Welcome to the Center for Integrative Biocomputing and Experimental Mathematics (CIBEM)

Recent advances in the development and application of cutting-edge biomedical technologies have significantly accelerated the generation of complex high-throughput data that potentially enable us to gain new insights into life sciences. However, to analyze and extract meaningful information from such complex data, novel and sophisticated quantitative techniques and approaches must be developed and integrated systematically. The quantitative and computational methods for high-throughput data have become a major component in biomedical research and an indispensable tool in interrogating biological systems in the modern era.
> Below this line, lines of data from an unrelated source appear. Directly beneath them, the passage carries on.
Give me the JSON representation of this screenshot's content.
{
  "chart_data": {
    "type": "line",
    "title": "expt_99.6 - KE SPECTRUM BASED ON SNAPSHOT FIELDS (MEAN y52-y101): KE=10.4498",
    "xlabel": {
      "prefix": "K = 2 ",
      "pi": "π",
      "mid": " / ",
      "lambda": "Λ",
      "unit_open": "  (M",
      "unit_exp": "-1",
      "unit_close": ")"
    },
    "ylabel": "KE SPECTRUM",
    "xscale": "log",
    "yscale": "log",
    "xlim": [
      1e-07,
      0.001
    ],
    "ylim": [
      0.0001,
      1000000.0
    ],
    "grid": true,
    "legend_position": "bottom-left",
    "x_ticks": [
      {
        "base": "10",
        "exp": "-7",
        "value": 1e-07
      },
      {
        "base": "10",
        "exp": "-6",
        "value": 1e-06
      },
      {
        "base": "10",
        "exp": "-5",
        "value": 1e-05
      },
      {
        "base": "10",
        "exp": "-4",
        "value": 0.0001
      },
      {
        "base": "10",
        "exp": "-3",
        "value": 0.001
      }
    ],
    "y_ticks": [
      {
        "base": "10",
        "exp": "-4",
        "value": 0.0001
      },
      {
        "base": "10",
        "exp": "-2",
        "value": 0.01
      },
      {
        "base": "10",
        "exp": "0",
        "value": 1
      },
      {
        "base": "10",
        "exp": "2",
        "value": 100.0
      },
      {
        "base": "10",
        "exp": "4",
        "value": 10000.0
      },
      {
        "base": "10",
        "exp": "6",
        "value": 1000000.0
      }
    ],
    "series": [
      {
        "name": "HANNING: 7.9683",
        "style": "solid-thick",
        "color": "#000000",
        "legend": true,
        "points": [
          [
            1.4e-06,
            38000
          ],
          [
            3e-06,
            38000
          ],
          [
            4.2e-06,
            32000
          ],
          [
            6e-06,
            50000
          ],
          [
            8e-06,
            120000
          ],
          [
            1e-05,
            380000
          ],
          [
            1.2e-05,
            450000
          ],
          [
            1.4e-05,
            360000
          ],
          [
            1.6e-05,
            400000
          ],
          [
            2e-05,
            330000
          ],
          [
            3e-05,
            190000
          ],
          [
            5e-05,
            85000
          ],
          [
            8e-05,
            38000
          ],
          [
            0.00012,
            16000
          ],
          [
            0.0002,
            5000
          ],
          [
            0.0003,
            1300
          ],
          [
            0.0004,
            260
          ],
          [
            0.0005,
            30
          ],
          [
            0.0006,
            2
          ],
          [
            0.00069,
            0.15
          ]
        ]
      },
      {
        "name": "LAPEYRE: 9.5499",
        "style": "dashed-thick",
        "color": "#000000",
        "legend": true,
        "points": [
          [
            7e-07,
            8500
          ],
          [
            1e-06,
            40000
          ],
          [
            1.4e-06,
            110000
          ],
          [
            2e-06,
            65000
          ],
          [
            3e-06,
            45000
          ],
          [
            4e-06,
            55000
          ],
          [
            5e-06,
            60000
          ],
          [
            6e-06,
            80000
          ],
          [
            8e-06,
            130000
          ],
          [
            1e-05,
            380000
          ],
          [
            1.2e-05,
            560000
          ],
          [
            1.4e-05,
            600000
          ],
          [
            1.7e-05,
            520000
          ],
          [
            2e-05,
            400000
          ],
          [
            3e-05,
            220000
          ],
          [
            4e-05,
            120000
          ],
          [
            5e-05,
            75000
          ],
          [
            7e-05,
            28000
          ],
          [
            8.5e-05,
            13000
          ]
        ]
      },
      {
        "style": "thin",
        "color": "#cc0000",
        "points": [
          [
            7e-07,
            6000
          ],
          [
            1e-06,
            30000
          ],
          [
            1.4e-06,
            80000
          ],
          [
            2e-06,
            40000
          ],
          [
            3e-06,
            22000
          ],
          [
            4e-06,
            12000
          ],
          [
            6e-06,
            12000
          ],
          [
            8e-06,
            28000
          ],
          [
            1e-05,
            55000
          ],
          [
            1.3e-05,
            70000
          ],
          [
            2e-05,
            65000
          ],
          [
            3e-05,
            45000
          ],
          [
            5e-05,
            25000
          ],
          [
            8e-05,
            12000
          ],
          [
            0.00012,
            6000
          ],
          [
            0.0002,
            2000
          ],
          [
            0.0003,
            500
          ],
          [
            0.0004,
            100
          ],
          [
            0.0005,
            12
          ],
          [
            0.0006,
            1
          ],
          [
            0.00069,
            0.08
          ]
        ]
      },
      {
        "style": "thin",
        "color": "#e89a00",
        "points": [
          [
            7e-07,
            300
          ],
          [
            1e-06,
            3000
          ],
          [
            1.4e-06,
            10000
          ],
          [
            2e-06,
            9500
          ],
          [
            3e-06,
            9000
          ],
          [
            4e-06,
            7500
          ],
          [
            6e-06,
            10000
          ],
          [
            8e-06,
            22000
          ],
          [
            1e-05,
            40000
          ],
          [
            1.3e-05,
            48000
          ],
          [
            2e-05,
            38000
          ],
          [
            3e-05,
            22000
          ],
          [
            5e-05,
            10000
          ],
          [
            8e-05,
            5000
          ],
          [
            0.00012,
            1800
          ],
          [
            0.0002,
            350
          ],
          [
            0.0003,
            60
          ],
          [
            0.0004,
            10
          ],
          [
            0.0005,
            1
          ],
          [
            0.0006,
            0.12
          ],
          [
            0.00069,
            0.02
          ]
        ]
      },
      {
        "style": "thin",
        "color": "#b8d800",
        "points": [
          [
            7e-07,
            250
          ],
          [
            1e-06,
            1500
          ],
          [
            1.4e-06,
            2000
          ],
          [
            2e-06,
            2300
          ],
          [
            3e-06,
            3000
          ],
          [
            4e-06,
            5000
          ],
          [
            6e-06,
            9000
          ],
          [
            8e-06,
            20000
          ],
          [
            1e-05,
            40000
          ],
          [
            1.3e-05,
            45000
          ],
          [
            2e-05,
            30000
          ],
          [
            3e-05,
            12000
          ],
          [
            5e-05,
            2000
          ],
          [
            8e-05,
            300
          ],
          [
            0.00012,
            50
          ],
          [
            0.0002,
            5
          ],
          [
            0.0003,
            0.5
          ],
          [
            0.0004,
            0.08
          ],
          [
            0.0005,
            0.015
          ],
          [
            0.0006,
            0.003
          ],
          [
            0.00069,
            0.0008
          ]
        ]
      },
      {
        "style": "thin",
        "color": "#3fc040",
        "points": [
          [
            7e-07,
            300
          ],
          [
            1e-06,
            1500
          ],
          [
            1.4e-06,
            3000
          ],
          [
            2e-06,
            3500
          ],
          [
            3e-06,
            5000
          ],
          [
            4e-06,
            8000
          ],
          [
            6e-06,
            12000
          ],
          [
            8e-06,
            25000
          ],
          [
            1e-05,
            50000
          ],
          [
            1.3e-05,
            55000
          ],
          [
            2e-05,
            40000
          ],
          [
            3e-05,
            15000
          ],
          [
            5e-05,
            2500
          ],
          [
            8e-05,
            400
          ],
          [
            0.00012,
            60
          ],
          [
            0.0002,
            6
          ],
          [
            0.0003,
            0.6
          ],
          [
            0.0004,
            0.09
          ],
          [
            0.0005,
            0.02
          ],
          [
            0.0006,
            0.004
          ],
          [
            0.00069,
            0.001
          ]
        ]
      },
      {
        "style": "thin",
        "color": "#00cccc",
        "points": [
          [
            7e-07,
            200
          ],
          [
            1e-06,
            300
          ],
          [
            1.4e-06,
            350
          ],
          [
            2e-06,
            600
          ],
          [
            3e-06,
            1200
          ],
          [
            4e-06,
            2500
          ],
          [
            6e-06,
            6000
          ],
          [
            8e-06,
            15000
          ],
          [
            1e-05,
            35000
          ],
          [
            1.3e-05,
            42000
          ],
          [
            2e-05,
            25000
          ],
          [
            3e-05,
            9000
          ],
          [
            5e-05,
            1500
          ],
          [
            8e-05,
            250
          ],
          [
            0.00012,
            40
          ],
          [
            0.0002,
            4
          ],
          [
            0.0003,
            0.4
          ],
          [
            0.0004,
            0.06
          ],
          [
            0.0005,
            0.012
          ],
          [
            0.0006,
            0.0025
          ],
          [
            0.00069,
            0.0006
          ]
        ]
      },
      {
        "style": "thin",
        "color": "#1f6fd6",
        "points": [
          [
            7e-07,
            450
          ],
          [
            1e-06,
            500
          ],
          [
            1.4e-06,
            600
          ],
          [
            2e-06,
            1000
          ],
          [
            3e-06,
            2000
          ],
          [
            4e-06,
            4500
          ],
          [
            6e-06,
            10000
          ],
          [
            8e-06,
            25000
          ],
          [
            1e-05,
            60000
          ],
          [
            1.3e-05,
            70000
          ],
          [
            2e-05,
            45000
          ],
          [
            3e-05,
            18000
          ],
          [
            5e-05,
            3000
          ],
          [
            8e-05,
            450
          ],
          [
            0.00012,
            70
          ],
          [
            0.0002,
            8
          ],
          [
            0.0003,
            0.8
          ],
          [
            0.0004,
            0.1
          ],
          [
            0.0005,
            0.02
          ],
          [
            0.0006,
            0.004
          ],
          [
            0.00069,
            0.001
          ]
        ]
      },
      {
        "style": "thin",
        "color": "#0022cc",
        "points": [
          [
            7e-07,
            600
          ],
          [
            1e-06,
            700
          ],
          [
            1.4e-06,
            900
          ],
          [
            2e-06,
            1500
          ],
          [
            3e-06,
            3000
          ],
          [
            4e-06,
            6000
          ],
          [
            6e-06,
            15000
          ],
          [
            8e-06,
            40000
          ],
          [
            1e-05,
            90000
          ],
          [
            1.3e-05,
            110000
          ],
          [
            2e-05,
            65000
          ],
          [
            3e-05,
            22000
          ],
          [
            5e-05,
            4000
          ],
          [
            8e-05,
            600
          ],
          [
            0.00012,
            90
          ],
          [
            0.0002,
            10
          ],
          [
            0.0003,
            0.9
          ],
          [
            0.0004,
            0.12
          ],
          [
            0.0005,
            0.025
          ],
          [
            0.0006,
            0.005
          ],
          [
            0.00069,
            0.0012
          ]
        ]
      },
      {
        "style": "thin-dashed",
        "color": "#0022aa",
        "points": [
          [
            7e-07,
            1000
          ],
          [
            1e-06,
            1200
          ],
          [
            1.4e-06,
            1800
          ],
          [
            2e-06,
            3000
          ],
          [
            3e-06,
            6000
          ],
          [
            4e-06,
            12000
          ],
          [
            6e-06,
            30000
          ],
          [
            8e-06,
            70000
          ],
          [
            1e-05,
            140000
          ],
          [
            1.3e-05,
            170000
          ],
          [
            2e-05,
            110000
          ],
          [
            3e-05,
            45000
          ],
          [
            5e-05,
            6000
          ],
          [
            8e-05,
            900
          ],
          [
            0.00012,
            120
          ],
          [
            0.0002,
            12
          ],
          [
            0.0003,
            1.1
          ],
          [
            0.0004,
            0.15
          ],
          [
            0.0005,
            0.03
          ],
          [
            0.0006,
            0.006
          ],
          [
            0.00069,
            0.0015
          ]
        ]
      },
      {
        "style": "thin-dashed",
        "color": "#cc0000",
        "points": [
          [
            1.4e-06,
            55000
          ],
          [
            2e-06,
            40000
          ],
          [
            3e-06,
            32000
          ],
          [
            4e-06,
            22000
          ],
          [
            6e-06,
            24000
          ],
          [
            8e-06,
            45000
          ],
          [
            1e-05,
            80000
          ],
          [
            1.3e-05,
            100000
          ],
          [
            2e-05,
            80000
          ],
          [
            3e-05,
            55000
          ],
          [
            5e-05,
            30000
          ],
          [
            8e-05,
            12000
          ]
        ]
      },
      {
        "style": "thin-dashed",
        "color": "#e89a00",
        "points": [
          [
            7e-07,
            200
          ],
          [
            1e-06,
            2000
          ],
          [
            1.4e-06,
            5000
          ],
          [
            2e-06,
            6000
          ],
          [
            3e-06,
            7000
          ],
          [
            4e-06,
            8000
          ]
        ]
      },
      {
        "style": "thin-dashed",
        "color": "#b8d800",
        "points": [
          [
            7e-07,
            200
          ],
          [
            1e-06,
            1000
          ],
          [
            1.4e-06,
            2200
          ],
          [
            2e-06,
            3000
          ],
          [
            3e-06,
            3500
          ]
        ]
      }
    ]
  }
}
The CIBEM was established in March 2012 within the Department of Biostatistics and Computational Biology (DBCB) to integrate and consolidate available bioinformatics and computational biology resources and expertise at the University of Rochester to meet these challenges. Dr. Hulin Wu, newly named as Dean’s Professor of Biostatistics and Computational Biology, has been appointed as the founding director of the CIBEM. Although most of the Center’s faculty members will have primary appointments in DBCB, the Center’s membership may also include adjunct faculty from other departments.

CIBEM faculty

Mission

  • Build a strong interdisciplinary research program and an academic home for bioinformatics and computational biology to support the Integrated Disease Program (IDP) of the Immunology and Infectious Diseases in the URMC strategic plan by integrating available resources and expertise on the UR campus. The success of the CIBEM will serve as a role model for other IDPs.
  • Proactively participate in and support the Innovative Science Programs (ISPs) in the URMC strategic plan, in particular for the two ISPs, genomics/systems biology and biomedical imaging/biomarkers.
  • Develop and promote state-of-the-art bioinformatics and computational biology methodologies and techniques to analyze and query complex data collected from basic science experiments, clinical studies and translational research by integrating quantitative technologies from statistics, mathematics, computational sciences, informatics, engineering and physics.
  • Develop a PhD/MS education program in bioinformatics and computational biology.